Anlass der Stiftsschule Einsiedeln
Anlass der Stiftsschule Einsiedeln

Welche Posts laufen besonders gut?

Fässler: Schöne Aufnahmen vom Klostergebäude oder von Teilen davon. Ganz oben auf der Beliebtheitsskala steht beispielsweise ein Bild, auf dem ein Regenbogen zu sehen ist – und dessen Ende direkt auf die Klosterkirche zeigt. Aber auch spannende Einblicke in unerwartete Momente im Klosterleben bekommen viele Likes: etwa ein spontaner Schnappschuss von einer kleinen Schneeballschlacht unter Mitbrüdern.

Welcher Post hat am meisten Likes erhalten?

Fässler: Eine Drohnenaufnahme von der Schuljahresschlussfeier unserer Stiftsschule diesen Sommer. Coronabedingt hat sie auf dem Klosterplatz stattgefunden – mit ausreichendem Abstand zwischen allen 350 Schülerinnen und Schülern. Das sieht aus wie auf einem Schachbrett. Das Bild hat knapp 1100 Likes.

Ist Instagram nur Marketing – oder auch eine Dialogform?

Fässler: Es gibt Institutionen, die stolz darauf sind, viele Followers zu haben, während sie selbst kaum jemandem folgen, wenn überhaupt. Ich selbst sehe diese Plattform nicht als Einweg-Kommunikationskanal, sodass wir viele Leute zurückfolgen und je nach Möglichkeit auch mit ihnen interagieren, etwa jemanden beglückwünschen zu einem Abschluss.

«Viele kommen über unseren Account überhaupt ein erstes Mal mit der katholischen Kirche in Kontakt.»

Erhalten Sie Direktnachrichten?

Fässler: Ja. Das zeigt, wie wichtig es ist, als Kirche möglichst niederschwellig erreichbar zu sein. Dies illustriert folgendes Beispiel: Wir haben in der Kirche eine Pforte, an der den ganzen Tag ein Mitbruder erreichbar ist, doch ist für viele Besuchende die Hemmschwelle zu hoch, dort anzuklopfen. Lieber schreiben sie uns nach ihrer Rückkehr nach Hause über Instagram an, wenn etwa eine Frage aufgekommen ist oder sie doch noch mit jemandem über die Sorge sprechen möchten, wegen der sie nach Einsiedeln gepilgert sind. Entsprechend erreichen uns auch viele Gebetsanliegen, die ich dann für die Gemeinschaft aufhänge.

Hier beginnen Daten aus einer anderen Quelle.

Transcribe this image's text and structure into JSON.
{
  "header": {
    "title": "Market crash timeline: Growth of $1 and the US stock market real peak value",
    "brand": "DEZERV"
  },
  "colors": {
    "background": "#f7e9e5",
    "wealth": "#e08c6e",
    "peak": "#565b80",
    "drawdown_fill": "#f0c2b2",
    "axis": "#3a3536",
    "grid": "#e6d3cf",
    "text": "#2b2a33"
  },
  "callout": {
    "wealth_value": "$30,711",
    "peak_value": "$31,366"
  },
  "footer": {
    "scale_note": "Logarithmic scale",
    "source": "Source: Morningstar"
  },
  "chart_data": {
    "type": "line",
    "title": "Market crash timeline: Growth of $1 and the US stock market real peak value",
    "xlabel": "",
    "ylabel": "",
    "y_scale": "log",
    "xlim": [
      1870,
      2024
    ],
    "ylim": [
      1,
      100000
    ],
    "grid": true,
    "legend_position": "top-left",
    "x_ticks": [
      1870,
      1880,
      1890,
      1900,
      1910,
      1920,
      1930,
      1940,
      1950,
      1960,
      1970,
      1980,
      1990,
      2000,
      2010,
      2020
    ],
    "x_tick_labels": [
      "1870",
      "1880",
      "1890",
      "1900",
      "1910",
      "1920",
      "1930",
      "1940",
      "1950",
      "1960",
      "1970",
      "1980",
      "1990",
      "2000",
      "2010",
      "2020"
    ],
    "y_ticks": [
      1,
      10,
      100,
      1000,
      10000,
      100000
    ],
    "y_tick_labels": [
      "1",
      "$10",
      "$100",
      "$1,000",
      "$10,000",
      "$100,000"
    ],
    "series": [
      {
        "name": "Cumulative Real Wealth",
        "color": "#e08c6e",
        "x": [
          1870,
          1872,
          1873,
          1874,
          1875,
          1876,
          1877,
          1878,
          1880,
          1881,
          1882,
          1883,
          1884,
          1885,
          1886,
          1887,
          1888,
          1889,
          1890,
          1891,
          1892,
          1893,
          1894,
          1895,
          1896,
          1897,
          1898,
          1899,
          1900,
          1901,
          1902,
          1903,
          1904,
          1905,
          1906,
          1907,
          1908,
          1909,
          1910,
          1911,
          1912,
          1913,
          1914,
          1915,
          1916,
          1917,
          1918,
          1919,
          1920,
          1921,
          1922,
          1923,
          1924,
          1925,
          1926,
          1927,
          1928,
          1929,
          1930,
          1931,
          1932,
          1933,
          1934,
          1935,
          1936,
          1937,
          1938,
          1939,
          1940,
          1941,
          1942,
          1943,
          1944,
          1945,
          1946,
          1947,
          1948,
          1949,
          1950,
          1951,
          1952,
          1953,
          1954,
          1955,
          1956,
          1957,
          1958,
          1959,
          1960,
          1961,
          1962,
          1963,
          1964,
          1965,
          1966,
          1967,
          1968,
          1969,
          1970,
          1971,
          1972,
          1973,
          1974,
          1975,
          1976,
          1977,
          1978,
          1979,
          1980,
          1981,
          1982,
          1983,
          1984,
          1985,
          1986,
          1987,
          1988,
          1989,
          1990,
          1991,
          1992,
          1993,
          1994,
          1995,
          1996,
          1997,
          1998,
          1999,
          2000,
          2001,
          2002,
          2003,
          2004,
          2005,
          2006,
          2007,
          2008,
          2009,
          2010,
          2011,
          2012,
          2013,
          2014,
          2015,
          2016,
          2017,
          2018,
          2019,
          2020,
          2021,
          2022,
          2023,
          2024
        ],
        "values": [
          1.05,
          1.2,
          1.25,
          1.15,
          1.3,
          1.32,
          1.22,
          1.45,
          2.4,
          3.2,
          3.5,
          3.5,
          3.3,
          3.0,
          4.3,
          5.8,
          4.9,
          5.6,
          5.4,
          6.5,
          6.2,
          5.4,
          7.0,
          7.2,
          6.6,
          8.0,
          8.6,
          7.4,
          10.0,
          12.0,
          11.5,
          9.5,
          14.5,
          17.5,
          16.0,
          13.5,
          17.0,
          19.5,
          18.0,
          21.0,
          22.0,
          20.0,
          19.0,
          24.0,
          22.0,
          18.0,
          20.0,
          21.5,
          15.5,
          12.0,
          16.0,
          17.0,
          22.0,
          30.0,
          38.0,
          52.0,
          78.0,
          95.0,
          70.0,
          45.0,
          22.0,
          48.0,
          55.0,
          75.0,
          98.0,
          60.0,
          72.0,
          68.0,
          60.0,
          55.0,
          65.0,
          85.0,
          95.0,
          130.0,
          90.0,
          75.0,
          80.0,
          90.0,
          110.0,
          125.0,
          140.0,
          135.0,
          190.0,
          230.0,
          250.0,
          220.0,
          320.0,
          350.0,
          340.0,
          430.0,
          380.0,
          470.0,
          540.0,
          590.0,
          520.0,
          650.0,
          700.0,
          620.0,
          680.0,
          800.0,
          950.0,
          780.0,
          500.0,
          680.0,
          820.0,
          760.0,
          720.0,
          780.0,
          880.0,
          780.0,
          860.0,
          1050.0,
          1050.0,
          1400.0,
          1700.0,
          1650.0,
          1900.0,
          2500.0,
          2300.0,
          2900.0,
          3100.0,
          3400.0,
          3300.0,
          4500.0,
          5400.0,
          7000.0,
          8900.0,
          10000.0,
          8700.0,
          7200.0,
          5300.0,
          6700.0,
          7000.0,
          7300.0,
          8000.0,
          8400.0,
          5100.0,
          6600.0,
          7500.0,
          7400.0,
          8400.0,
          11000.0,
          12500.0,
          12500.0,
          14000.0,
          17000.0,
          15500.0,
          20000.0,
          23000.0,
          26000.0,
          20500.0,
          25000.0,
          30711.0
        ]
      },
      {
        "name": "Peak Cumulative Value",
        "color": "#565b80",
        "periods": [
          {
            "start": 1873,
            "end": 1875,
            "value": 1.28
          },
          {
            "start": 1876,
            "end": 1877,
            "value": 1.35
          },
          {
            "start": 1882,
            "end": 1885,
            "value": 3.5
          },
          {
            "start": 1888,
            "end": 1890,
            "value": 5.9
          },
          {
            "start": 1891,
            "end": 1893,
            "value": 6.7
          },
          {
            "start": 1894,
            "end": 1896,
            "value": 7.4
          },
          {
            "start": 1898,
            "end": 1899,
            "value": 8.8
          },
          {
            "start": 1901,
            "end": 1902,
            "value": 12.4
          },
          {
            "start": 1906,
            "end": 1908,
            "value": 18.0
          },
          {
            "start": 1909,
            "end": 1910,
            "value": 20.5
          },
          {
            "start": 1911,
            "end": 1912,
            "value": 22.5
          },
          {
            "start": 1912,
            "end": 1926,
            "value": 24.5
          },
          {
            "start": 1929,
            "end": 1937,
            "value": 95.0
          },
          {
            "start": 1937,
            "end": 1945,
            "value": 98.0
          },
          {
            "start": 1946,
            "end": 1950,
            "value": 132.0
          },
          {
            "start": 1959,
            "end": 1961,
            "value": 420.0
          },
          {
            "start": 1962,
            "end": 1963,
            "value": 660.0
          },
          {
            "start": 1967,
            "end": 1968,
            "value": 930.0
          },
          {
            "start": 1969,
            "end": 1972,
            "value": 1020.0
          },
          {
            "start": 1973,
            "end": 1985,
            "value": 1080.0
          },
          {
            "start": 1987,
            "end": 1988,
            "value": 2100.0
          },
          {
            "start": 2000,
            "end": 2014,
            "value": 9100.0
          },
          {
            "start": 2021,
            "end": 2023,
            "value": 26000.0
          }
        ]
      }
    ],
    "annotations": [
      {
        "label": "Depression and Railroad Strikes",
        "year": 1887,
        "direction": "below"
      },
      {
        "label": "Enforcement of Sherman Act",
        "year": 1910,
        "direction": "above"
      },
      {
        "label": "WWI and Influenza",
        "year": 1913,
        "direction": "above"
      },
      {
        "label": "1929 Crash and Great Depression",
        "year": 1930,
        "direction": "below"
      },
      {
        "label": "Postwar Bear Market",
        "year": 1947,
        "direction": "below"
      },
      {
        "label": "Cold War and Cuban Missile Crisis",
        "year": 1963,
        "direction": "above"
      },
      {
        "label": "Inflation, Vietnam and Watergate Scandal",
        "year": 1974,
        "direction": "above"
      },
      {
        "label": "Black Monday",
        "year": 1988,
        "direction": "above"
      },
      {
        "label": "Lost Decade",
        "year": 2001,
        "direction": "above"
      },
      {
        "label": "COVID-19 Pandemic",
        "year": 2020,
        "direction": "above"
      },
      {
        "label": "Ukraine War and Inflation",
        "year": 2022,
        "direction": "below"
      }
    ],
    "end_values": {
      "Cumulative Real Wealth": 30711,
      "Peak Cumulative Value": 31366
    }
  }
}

Bieten Sie auch Events auf Instagram an?

Fässler: Wir haben eine 24-stündige «Frage-Antwort-Runde» organisiert. Die hat überraschend grosses Interesse ausgelöst hat. Die Antworten auf die vielen gestellten Fragen zu allen möglichen Themen wurden von über 2’000 Leuten gelesen. Viele Menschen kommen über unseren Account überhaupt ein erstes Mal mit der katholischen Kirche in Kontakt. Da gibt es ganz interessante Dialoge – auch mit Leuten, die sich eher kritisch zu gewissen Themen äussern. Sei es, weil sie in einer anderen christlichen Tradition beheimatet sind – oder weil sie mit Kirche grundsätzlich wenig anfangen können. Viele sind auch einfach nur überrascht, dass ein Kloster überhaupt auf Social Media vertreten ist. Das sollte uns als Kirche schon nachdenklich stimmen…

Segnung am Vorabend der Engelweihe auf Instagram.
Segnung am Vorabend der Engelweihe auf Instagram.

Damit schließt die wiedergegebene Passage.